“The way we deal with our team directly relates to the results that are achieved,” Irvine notes, arguing that management should take care of staff, who takes care of customers, who in turn, satisfied with the service they’re receiving, take care of the shareholders. Irvine lays out different types of managers and workplace cultures, arguing the benefits of a “performance management” system of leadership that treats team members like customers, emphasizes a vision and clear procedures, emphasizes accurate, consistent, fact-based feedback, and calls upon management to model behavior and establish boundaries and consequences.
Despite this volume’s concision, Irvine still offers multiple methods of offering feedback and evaluations to workers, designed to encourage positive performance and, when necessary, address and correct problems.
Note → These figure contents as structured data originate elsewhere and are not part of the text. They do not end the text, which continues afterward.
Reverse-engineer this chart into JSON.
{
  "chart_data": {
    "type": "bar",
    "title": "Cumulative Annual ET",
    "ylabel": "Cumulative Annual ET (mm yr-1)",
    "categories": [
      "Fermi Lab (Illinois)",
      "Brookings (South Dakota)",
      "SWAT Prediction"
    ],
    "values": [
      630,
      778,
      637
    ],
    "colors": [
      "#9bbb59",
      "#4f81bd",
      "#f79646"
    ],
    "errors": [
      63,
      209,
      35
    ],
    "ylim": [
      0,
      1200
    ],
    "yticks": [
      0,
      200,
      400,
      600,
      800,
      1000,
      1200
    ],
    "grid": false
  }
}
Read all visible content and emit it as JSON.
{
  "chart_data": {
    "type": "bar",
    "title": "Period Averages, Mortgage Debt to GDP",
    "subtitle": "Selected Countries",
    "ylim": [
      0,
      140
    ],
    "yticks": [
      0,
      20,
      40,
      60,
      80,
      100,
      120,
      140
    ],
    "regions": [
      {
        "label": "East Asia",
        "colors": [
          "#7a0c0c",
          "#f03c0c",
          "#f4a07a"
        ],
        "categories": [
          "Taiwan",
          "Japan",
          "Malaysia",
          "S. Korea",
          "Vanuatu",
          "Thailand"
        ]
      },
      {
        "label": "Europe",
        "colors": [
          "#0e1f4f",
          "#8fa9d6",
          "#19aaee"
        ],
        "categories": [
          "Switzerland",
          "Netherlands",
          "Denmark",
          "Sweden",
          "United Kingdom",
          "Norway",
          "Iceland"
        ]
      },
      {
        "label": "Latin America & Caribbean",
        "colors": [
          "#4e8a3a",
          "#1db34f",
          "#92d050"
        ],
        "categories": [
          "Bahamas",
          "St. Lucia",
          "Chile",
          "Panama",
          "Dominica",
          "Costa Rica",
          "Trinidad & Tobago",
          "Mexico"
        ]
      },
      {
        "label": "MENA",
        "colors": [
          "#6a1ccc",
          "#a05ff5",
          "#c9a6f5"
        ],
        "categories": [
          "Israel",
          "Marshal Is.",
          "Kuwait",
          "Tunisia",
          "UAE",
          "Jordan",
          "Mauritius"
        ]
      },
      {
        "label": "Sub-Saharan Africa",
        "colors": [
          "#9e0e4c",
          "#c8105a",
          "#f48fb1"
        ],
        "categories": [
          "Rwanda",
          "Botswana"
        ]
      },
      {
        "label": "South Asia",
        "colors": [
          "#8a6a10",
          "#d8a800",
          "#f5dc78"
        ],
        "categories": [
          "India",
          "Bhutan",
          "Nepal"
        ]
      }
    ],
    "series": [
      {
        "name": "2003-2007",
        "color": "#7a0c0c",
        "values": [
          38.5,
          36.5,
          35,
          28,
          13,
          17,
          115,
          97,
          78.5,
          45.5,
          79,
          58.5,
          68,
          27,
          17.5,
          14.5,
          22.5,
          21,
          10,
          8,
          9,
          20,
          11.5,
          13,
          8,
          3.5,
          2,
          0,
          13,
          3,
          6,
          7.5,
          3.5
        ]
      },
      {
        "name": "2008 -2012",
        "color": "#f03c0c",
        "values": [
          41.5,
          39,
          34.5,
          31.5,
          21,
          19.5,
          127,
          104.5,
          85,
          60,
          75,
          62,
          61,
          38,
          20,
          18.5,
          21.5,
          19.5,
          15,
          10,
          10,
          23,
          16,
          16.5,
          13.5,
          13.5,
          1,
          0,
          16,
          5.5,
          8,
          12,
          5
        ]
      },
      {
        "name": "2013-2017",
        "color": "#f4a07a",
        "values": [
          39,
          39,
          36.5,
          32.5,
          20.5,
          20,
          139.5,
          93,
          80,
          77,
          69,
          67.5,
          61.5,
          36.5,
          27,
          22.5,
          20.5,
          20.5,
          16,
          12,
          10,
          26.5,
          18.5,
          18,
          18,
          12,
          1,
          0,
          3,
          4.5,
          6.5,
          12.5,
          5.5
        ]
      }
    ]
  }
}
Quick introductions to delegating and time management (including the “80/20 rule”) may spark lightbulbs in some readers, though the brevity of these sections—and a dearth of real-world examples—may limit their utility, though even here Irvine’s emphasis is on the immediately actionable, offering steps to break cycles of becoming overwhelmed due to a lack of trust or time or other factors. Irvine’s time-efficient guide stands as a helpful, engaging read that offers more wisdom than books demanding many more hours.
Takeaway: Concise and actionable advice for managing teams, demanding just an hour of readers’ time.
Great for fans of: Julie Zhou’s The Making of a Manager, Brad Jackson and Ken Parry’s A Very Short, Fairly Interesting and Reasonably Cheap Book about Studying Leadership.